The “Presence” Pointer.

“Presence” Speech Act pointer is identified by the Speaker’s reluctance to answer questions, avoidance of topics, or a polite or symbolic presence in the discussion or interview but not an active participation. Besides the Speaker’s silence (Silence/No Answer) as response to questions or statements, a “Presence” pointer is signalized by remaining in the same “safe” topic by repeating the same subject (“Repetition”) or by introducing a “safer” and more general topic (“Generalization”) or a different topic (“Topic Switch”). “Presence” Speech Act pointers can be identified by a high frequency of one or more of the above-described relations, especially in combination with instances of no response (Silence/No Answer).

The “Express Policy” Pointer.

With the “Express Policy” additional “hidden” Speech Act pointer, there is a direct or even blatant expression of opinion or policy. In this case, the Speaker may persist on discussing the same topic of interest by repeating the same subject (“Repetition”) or may try to direct the discussion in the topic(s) or interest by “Topic Switch”. Unlike the “Presence” pointer, the “Express Policy” pointer is characterized by a higher level of complexity, since it may contain features of the “Presence” Speech Act pointer and features of the “Make Impression” Speech Act pointer. However, in contrast to the case of the “Presence” pointer, the repeated topic(s) or the topics introduced are all - or almost all- semantically or associatively related. Although, as previously described, the “Express Policy” pointer may be related to the “Make Impression” Speech Act pointer, the “Express Policy” Speech Act pointer does not necessarily entail the creation of tension in the discussion or interview.

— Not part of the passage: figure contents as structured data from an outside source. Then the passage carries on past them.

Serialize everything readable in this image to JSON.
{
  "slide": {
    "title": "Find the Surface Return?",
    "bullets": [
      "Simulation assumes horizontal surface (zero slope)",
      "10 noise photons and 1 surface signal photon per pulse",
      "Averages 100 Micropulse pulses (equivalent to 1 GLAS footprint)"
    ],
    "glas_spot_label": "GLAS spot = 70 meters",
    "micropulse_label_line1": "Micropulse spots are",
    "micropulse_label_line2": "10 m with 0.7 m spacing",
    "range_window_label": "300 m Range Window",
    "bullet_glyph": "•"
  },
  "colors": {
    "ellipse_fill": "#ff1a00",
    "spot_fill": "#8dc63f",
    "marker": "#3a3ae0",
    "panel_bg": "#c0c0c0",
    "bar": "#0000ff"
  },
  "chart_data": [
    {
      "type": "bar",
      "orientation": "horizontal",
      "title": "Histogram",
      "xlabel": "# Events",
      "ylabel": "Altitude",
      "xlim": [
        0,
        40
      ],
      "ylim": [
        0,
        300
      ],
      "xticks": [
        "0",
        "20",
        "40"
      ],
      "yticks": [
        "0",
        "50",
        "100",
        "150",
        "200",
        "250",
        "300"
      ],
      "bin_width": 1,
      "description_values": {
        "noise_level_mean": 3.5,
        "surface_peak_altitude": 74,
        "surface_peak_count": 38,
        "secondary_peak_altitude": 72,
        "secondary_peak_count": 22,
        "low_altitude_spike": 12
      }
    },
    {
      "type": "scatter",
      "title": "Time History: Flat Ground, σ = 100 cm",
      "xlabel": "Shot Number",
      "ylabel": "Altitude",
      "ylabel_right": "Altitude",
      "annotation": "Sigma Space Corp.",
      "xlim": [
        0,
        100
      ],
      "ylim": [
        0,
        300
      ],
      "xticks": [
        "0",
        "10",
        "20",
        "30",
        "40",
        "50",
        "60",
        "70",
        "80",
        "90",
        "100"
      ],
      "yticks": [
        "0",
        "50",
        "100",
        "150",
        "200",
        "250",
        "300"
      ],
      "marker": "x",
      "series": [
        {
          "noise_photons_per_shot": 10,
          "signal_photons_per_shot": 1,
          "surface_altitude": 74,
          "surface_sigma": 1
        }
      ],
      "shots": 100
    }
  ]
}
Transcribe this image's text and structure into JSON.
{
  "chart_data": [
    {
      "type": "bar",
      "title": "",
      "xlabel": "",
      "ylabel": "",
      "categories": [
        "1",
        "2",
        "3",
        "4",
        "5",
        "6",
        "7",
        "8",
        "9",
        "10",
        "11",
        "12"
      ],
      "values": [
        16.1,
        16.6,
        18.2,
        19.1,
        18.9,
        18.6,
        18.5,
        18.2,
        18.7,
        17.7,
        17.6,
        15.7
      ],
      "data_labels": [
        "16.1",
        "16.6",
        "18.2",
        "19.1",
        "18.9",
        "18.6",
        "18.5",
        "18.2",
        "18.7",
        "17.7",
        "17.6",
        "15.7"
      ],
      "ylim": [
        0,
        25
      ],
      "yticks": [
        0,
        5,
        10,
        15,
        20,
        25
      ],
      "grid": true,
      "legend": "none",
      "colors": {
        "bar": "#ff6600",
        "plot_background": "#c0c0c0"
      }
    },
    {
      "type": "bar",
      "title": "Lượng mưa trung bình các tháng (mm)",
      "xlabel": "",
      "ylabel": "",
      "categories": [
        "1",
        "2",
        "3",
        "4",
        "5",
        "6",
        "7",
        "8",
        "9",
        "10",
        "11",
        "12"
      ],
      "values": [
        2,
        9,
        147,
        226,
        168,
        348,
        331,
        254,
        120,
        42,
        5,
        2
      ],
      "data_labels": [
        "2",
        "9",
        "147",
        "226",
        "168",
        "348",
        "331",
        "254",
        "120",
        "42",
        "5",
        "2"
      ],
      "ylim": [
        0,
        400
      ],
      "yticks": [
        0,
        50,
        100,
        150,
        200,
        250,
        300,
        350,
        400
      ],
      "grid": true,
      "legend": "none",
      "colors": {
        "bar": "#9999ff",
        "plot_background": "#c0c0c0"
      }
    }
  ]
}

The “Make Impression” Pointer.

With the “Make Impression” Speech Act pointer, the Speaker purposefully creates tension in the interview or discussion. The “Make Impression” pointer is characterized by any of the features of the “Presence” or “Express Policy” Speech Acts pointer. Additionally, the “Make Impression” pointer can also be distinguished from the previous Speech Act pointers in respect to features in the paralinguistic level of one (or all) of the Speakers, including rise of amplitude, prosodic emphasis and other prosodic features, gestures and facial expressions.

6 Conclusions and Further Research

The present application targets to assist evaluation and decision-making process in respect to discussions and interviews in the Media, providing a graphic representation of the discourse structure and aiming to by-pass Cognitive Bias of the user-evaluator. The predominate types of relations, if applicable, are easily identified by the y level value around which the graphic representation is developed.

The time frame generation of the linear structure allows the graphic representation to be presented in conjunction with the parallel depiction of speech signals and transcribed texts, a typical feature of most transcription tools.

Furthermore, the above-described graphic representations and values enable the evaluation of the behavior of speakers-participants, allowing the identification and detection of additional, “hidden” Illocutionary Acts not restricted to “Obtaining Information Asked” or “Providing Information Asked” framework defined by the interview or discussion. In the light of the above, the present application may also be adapted to additional domains, such as education-training and virtual negotiators, since it concerns the evaluation of a user’s familiarity, perception and world knowledge. The alignment of the generated graphic representation with the respective segments of the spoken text enable a possible integration of the present application in existing transcription tools.